215 High Street May 2008
215 High Street May 2008

The Bedfordshire Historic Environment Record [HER] details all Dark Age finds and sites known in the county. It is now available on-line as part of the Heritage Gateway website. The term Dark Ages for the period between the Romans leaving Britain and the Norman Conquest (410-1066) has now fallen out of favour with historians and archaeologists who refer to it as the Early Medieval Period. However, the phrase Dark Ages still means more to those outside this range of experts.
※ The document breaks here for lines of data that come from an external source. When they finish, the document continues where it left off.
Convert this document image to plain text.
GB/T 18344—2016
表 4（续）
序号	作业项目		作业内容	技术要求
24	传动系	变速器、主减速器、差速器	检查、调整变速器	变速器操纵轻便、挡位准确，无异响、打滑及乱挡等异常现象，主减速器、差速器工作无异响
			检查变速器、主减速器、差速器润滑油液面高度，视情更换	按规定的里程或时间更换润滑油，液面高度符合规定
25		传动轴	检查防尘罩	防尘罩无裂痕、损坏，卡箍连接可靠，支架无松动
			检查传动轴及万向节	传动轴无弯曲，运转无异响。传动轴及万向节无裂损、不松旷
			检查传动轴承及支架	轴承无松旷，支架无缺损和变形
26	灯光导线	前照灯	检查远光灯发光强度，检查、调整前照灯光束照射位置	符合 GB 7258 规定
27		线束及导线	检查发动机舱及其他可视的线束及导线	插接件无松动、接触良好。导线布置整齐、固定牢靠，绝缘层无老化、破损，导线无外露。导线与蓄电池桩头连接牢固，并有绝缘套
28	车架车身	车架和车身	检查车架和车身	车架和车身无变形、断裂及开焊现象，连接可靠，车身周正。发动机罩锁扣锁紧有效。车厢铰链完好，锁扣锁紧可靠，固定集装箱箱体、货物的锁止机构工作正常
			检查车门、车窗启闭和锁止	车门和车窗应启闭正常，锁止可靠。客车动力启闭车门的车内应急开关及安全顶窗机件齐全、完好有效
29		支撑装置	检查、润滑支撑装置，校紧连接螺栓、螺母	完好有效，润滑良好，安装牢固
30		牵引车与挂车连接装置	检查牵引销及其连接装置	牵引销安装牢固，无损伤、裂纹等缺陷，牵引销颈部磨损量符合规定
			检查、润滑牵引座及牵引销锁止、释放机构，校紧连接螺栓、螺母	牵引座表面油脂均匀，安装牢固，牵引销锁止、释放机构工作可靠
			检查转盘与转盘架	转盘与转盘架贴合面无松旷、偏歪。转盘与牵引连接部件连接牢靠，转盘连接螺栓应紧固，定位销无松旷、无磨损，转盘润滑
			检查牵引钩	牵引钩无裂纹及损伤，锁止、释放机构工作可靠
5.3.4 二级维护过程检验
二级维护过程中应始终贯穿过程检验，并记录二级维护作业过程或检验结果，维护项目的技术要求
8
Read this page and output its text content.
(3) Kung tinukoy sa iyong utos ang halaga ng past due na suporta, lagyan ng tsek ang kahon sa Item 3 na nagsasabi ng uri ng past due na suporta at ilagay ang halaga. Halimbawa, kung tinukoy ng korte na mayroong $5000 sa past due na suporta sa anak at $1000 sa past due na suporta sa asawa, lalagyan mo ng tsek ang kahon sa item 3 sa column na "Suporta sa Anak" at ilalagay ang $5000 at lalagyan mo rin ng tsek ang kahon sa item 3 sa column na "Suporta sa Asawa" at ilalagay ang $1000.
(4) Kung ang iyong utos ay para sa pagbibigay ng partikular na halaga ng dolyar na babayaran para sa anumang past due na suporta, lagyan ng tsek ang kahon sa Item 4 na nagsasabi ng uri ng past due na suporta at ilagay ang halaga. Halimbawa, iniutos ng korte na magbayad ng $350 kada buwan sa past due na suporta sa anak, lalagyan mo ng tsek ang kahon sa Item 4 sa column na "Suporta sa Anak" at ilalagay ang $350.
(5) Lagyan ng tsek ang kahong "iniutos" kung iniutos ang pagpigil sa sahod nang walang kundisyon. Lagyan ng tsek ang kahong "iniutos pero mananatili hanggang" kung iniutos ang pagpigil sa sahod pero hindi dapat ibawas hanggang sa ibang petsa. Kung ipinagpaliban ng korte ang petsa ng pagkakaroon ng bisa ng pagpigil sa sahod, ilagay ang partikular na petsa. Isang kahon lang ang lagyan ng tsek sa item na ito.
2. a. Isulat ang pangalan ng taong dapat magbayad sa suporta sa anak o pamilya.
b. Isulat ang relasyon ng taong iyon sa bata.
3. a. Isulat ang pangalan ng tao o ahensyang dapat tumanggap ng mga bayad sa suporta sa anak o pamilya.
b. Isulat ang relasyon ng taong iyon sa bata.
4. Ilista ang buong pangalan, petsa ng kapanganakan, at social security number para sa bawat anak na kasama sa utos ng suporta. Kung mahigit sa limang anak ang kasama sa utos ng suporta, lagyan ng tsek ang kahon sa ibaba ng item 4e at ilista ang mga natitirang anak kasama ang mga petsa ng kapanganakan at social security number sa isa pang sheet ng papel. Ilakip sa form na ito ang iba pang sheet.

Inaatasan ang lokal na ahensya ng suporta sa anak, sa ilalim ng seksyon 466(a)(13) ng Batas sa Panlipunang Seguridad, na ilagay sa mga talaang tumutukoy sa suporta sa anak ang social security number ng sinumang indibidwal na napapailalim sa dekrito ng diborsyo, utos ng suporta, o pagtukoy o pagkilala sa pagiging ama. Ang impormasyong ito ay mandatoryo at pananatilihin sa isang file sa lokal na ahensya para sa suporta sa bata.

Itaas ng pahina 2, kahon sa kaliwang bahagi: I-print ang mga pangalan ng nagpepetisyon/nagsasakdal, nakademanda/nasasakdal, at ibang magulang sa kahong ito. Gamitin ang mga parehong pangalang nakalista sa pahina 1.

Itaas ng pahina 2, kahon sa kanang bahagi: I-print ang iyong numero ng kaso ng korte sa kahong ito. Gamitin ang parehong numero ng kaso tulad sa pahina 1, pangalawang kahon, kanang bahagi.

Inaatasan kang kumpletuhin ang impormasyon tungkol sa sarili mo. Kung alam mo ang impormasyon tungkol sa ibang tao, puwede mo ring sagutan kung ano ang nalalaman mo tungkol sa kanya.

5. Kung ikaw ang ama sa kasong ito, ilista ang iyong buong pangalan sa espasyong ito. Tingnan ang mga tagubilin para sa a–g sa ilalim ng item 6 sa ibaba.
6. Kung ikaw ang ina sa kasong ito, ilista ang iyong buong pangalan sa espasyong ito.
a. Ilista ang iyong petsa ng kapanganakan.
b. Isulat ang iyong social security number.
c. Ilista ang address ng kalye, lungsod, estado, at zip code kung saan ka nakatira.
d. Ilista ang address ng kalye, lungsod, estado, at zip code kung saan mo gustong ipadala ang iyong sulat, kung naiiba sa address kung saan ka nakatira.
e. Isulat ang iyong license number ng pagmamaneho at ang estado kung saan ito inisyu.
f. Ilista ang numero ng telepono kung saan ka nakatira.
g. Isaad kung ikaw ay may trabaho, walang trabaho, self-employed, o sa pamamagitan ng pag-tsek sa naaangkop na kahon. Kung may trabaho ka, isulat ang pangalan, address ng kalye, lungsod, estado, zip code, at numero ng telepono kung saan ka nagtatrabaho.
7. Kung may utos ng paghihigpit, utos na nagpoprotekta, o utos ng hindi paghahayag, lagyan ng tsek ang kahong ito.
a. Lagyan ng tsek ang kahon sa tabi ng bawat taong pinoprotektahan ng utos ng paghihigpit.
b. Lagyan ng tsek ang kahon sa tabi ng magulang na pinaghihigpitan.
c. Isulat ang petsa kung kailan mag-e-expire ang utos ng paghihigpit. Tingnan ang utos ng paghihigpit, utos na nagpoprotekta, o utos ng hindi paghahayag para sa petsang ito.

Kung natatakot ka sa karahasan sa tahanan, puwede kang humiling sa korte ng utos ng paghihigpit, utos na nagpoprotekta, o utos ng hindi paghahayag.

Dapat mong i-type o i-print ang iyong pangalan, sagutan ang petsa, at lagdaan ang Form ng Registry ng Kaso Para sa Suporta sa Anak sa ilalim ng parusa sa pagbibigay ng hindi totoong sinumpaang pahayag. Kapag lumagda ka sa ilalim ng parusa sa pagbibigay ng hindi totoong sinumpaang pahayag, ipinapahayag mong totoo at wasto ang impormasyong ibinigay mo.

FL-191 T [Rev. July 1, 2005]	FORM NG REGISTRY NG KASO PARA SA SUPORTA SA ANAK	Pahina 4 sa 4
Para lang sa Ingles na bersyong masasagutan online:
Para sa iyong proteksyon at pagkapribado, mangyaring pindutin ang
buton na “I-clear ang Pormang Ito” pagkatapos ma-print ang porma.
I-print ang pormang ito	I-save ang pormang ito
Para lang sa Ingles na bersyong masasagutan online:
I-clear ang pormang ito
The Romano-British farmstead site, now under the lake in Harrold-Odell Country Park [HER 543] yielded an area of wicker-lined Anglo-Saxon wells. Perhaps the most graphic indication of Anglo-Saxon presence in Odell was found at 215 High Street. This was a socketed spearhead, made of iron, with a leaf-shaped blade and mineralised remains of the wooden shaft inside the socket. The spearhead was dated to the 6th or 7th centuries [HER 15995].

Two other Dark Age sites have been identified in Odell from slag and charcoal deposits, both waste products in the iron working process. One of these lies south-east of Odell Plantation [HER 846] where both charcoal and slag patches are over ten metres across. The other site [HER 847] lies very close by and simply contains a charcoal patch.